Economic theory suggests that financial innovation must lead to failures. And, in particular, since successful innovations are hard to predict, the infrastructure necessary to support innovation needs to lag the innovations themselves, which increases the probability that controls will be insufficient at times to prevent breakdowns in governance mechanisms. Failures, however, do not lead to the conclusion that re-regulation will succeed in stemming future failures. Or that society will be better off with fewer freedoms. Although governments are able to regulate organisational forms, they are unable to regulate the services provided by competing entities, many yet to be born. Organisational forms change with financial innovations. Although functions of finance remain static and are similar in Africa, Asia, Europe and the United States, their provision is dynamic as entities attempt to profit by providing services at lower cost and greater benefit than competing alternatives.
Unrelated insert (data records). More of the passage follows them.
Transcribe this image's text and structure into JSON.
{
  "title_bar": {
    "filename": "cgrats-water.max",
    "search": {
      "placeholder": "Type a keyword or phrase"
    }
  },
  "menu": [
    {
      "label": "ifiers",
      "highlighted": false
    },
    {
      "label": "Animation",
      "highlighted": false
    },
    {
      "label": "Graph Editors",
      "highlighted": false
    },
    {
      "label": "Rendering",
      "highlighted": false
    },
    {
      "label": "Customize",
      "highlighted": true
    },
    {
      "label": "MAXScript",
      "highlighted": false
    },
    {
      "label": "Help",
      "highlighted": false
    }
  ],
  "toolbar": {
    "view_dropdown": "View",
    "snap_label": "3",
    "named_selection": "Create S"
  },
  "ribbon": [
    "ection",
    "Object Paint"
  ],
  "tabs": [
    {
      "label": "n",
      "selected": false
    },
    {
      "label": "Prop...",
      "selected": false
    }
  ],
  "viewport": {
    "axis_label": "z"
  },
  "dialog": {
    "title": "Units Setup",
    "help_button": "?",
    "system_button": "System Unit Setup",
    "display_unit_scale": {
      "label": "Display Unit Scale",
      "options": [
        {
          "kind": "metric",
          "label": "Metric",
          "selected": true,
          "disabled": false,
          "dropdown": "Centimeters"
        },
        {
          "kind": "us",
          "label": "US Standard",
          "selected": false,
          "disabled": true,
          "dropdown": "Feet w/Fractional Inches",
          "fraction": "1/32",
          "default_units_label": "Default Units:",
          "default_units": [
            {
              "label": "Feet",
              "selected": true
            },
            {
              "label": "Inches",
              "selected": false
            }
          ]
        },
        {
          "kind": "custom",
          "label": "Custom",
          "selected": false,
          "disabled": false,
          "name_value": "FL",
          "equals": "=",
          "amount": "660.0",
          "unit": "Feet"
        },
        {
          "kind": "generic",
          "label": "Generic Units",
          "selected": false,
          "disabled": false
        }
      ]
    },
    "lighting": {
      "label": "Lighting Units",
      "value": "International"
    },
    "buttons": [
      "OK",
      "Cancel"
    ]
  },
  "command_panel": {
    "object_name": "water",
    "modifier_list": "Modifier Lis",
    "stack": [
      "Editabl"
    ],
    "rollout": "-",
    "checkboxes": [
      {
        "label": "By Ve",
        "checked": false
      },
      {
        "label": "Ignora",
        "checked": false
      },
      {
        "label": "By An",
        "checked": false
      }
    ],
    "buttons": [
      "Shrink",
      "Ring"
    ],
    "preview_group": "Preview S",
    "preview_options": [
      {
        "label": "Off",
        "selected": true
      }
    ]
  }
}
—Myron Scholes (yeah, that Scholes), debating Joseph Stiglitz.

Pictures in a SLIME REPL

Saturday, June 21st, 2008

While working on some web analytics software a few weeks ago, I wrote a dirty hack to enable pictures in SLIME REPLs. The implementation is ugly, but I think the concept is neat:

You can grab the patch against CVS SLIME here.

Yanking pictures back into the REPL works fine too, so you can do something like (defparameter *my-chart* [picture-object]).

Sample usage:

(defparameter *flickr-url* "http://www.flickr.com/search/?q=~A&s=int")

(defun flickr-pic (search)
  (let ((html (drakma:http-request (format nil *flickr-url* search))))
    (cl-ppcre:register-groups-bind (url)
        ("photo_container.+img src=\"([^\"]+)\"" html)
      (swank:make-picture :url url :type 'jpeg))))

(flickr-pic "linux")

Update (22/06): To clarify in response to the reddit thread, this is a dirty proof-of-concept that resulted from an hour of hacking, and obviously shouldn’t be merged into mainline SLIME as it stands. See the slime-devel thread for the discussion surrounding it. With that said, it should be fairly straightforward to rework it as a saner contrib module.